Saks, which didn’t even exist anymore, would have been no more than ten miles from here. The grocery store where Julie’s car was found, weeks later? Sandy propped his map book on the steering wheel. He ripped out two pages so he could see them relative to each other. Here was another triangle, a physical one. What if Felix Brewer had sent for Julie Saxony after all, telling her to leave no trail, persuading her that he would be safe only if she left everything behind? And what if Julie Saxony had stopped here, incapable of resisting the urge to tell Bambi Brewer: Guess which one of us he chose.
He was going to need a warrant. A warrant and some luck. But, no, it wouldn’t be luck. It was never luck, no matter what anyone thought. It all went back to the things that Julie Saxony had in her purse that day, those ordinary items that had been dutifully cataloged but never considered.
He was going to need two warrants.
May 15, 2006
Rachel made it exactly five minutes into the party before she said something rude to Michelle. “I can’t believe you’re having a shower.” She didn’t mean to. She had resolved not to mention the shower issue at all. The words were like toads, hopping out of her mouth in spite of her. She was like someone under a curse; she couldn’t stop saying the wrong thing.

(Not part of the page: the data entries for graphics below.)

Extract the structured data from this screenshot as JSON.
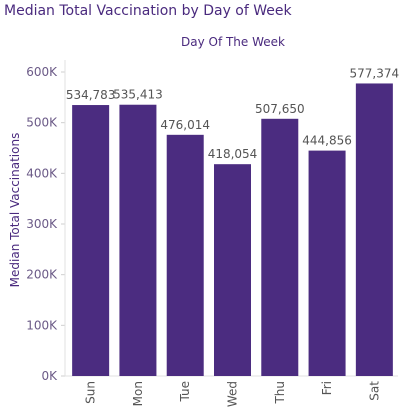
{
  "chart_data": {
    "type": "bar",
    "title": "Median Total Vaccination by Day of Week",
    "header": "Day Of The Week",
    "ylabel": "Median Total Vaccinations",
    "xlabel": "",
    "categories": [
      "Sun",
      "Mon",
      "Tue",
      "Wed",
      "Thu",
      "Fri",
      "Sat"
    ],
    "values": [
      534783,
      535413,
      476014,
      418054,
      507650,
      444856,
      577374
    ],
    "value_labels": [
      "534,783",
      "535,413",
      "476,014",
      "418,054",
      "507,650",
      "444,856",
      "577,374"
    ],
    "ylim": [
      0,
      620000
    ],
    "yticks": [
      0,
      100000,
      200000,
      300000,
      400000,
      500000,
      600000
    ],
    "ytick_labels": [
      "0K",
      "100K",
      "200K",
      "300K",
      "400K",
      "500K",
      "600K"
    ],
    "grid": false,
    "bar_color": "#4b2c80"
  }
}
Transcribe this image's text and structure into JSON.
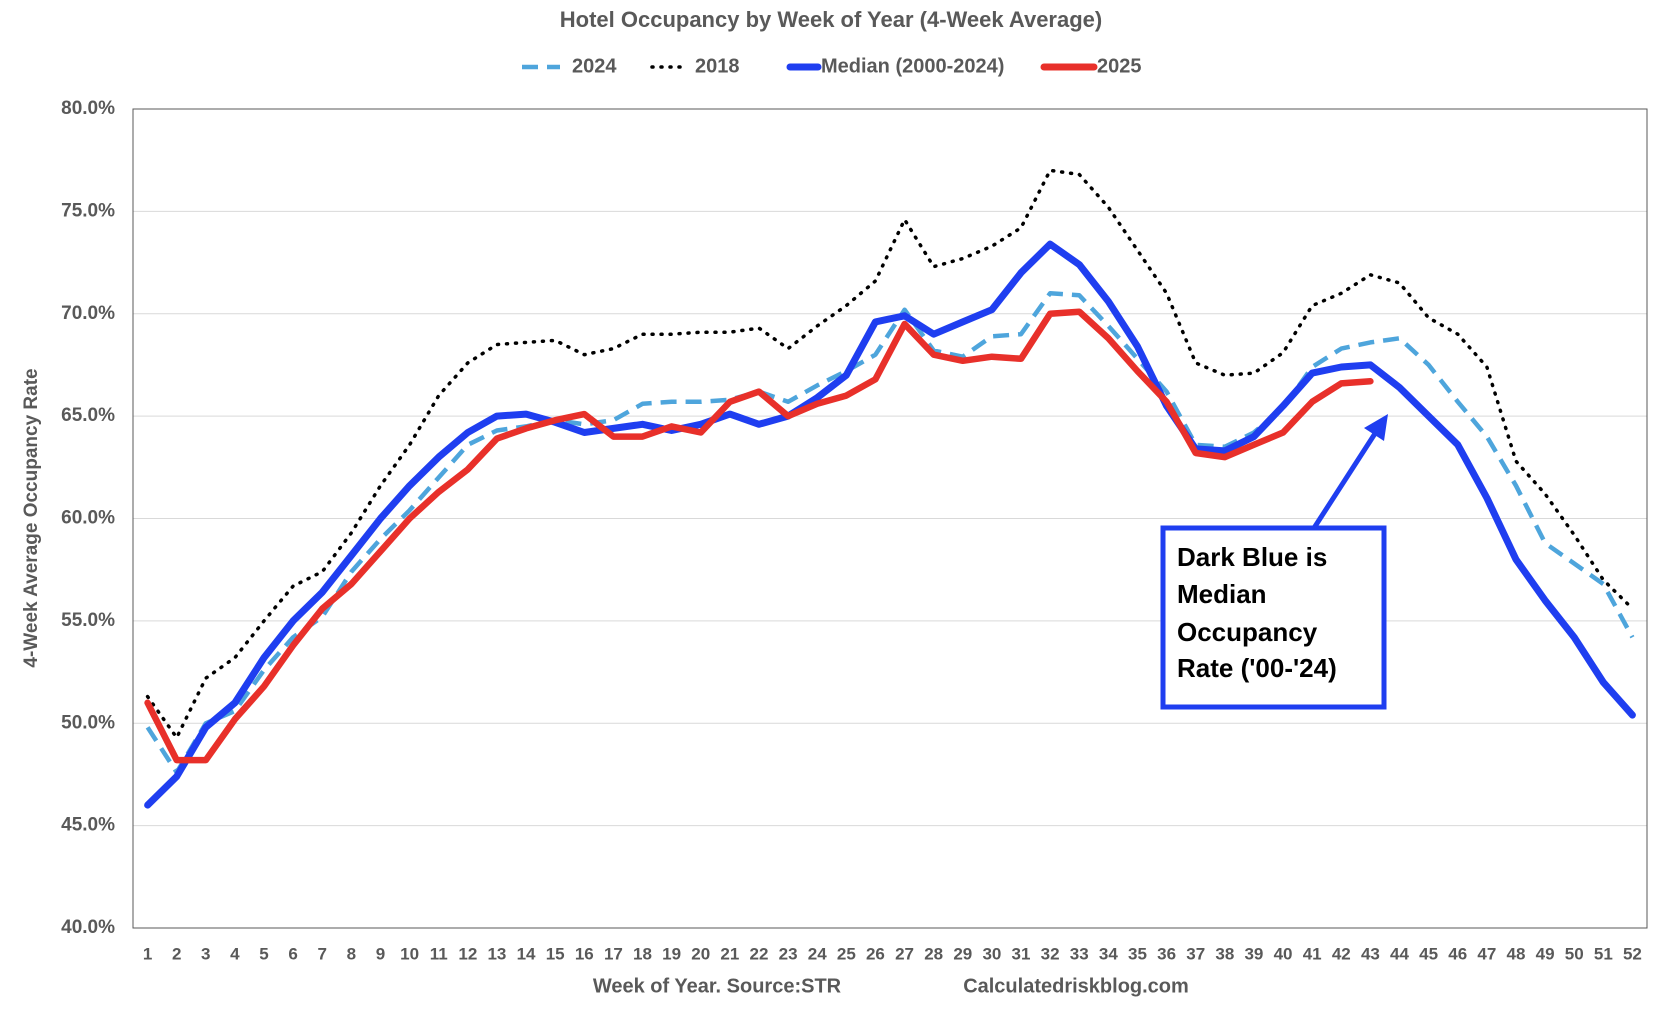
{
  "chart_data": {
    "type": "line",
    "title": "Hotel Occupancy by Week of Year (4-Week Average)",
    "y_label": "4-Week Average Occupancy Rate",
    "x_label": "Week of Year.  Source:STR",
    "source_note": "Calculatedriskblog.com",
    "annotation": [
      "Dark Blue is",
      "Median",
      "Occupancy",
      "Rate ('00-'24)"
    ],
    "categories": [
      "1",
      "2",
      "3",
      "4",
      "5",
      "6",
      "7",
      "8",
      "9",
      "10",
      "11",
      "12",
      "13",
      "14",
      "15",
      "16",
      "17",
      "18",
      "19",
      "20",
      "21",
      "22",
      "23",
      "24",
      "25",
      "26",
      "27",
      "28",
      "29",
      "30",
      "31",
      "32",
      "33",
      "34",
      "35",
      "36",
      "37",
      "38",
      "39",
      "40",
      "41",
      "42",
      "43",
      "44",
      "45",
      "46",
      "47",
      "48",
      "49",
      "50",
      "51",
      "52"
    ],
    "ylim": [
      40,
      80
    ],
    "yticks": [
      {
        "value": 40,
        "label": "40.0%"
      },
      {
        "value": 45,
        "label": "45.0%"
      },
      {
        "value": 50,
        "label": "50.0%"
      },
      {
        "value": 55,
        "label": "55.0%"
      },
      {
        "value": 60,
        "label": "60.0%"
      },
      {
        "value": 65,
        "label": "65.0%"
      },
      {
        "value": 70,
        "label": "70.0%"
      },
      {
        "value": 75,
        "label": "75.0%"
      },
      {
        "value": 80,
        "label": "80.0%"
      }
    ],
    "grid": true,
    "series": [
      {
        "name": "2024",
        "color": "#4ea5dc",
        "style": "dashed",
        "values": [
          49.8,
          47.6,
          50.0,
          50.6,
          52.6,
          54.2,
          55.2,
          57.4,
          59.0,
          60.4,
          62.0,
          63.6,
          64.3,
          64.5,
          64.8,
          64.6,
          64.8,
          65.6,
          65.7,
          65.7,
          65.8,
          66.2,
          65.7,
          66.5,
          67.2,
          68.0,
          70.2,
          68.2,
          67.9,
          68.9,
          69.0,
          71.0,
          70.9,
          69.4,
          67.8,
          66.2,
          63.6,
          63.5,
          64.2,
          65.4,
          67.4,
          68.3,
          68.6,
          68.8,
          67.5,
          65.7,
          64.0,
          61.6,
          58.8,
          57.8,
          56.8,
          54.2
        ]
      },
      {
        "name": "2018",
        "color": "#000000",
        "style": "dotted",
        "values": [
          51.3,
          49.3,
          52.2,
          53.2,
          55.0,
          56.7,
          57.4,
          59.3,
          61.6,
          63.6,
          66.0,
          67.6,
          68.5,
          68.6,
          68.7,
          68.0,
          68.3,
          69.0,
          69.0,
          69.1,
          69.1,
          69.3,
          68.3,
          69.4,
          70.4,
          71.6,
          74.6,
          72.3,
          72.7,
          73.3,
          74.2,
          77.0,
          76.8,
          75.2,
          73.1,
          71.0,
          67.6,
          67.0,
          67.1,
          68.1,
          70.4,
          71.0,
          71.9,
          71.5,
          69.8,
          69.0,
          67.4,
          62.8,
          61.2,
          59.2,
          57.0,
          55.6
        ]
      },
      {
        "name": "Median (2000-2024)",
        "color": "#1f3ef0",
        "style": "solid",
        "values": [
          46.0,
          47.4,
          49.8,
          51.0,
          53.2,
          55.0,
          56.4,
          58.2,
          60.0,
          61.6,
          63.0,
          64.2,
          65.0,
          65.1,
          64.7,
          64.2,
          64.4,
          64.6,
          64.3,
          64.6,
          65.1,
          64.6,
          65.0,
          65.9,
          67.0,
          69.6,
          69.9,
          69.0,
          69.6,
          70.2,
          72.0,
          73.4,
          72.4,
          70.6,
          68.4,
          65.5,
          63.4,
          63.3,
          64.0,
          65.5,
          67.1,
          67.4,
          67.5,
          66.4,
          65.0,
          63.6,
          61.0,
          58.0,
          56.0,
          54.2,
          52.0,
          50.4
        ]
      },
      {
        "name": "2025",
        "color": "#e8302a",
        "style": "solid",
        "values": [
          51.0,
          48.2,
          48.2,
          50.2,
          51.8,
          53.8,
          55.6,
          56.8,
          58.4,
          60.0,
          61.3,
          62.4,
          63.9,
          64.4,
          64.8,
          65.1,
          64.0,
          64.0,
          64.5,
          64.2,
          65.7,
          66.2,
          65.0,
          65.6,
          66.0,
          66.8,
          69.5,
          68.0,
          67.7,
          67.9,
          67.8,
          70.0,
          70.1,
          68.8,
          67.2,
          65.7,
          63.2,
          63.0,
          63.6,
          64.2,
          65.7,
          66.6,
          66.7,
          null,
          null,
          null,
          null,
          null,
          null,
          null,
          null,
          null
        ]
      }
    ]
  }
}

Worse, Michelle didn’t seem to realize how hateful Rachel was being. “I know we can afford whatever we need,” she said. “But Hamish’s friends wanted to do something for us.”
“Oh, no—that wasn’t what I mean. I mean—just the tradition, you know? The evil eye. Which is nonsense, of course, but Linda observed it and I guess I just assumed we—you—would as well.”
Once you’ve said something cruel, why waste it? Might as well make sure that Michelle knows how awful I can be.
Michelle only laughed. Thirty-three years old and thirty-six weeks pregnant, she was more beautiful than ever. Rachel wanted to chalk it up to her sister eating real food for the first time in her adult life, but, no, this was something else, something beyond the clichéd glow of pregnancy. It was as if love, true love, had drained Michelle of all her petulant grudges.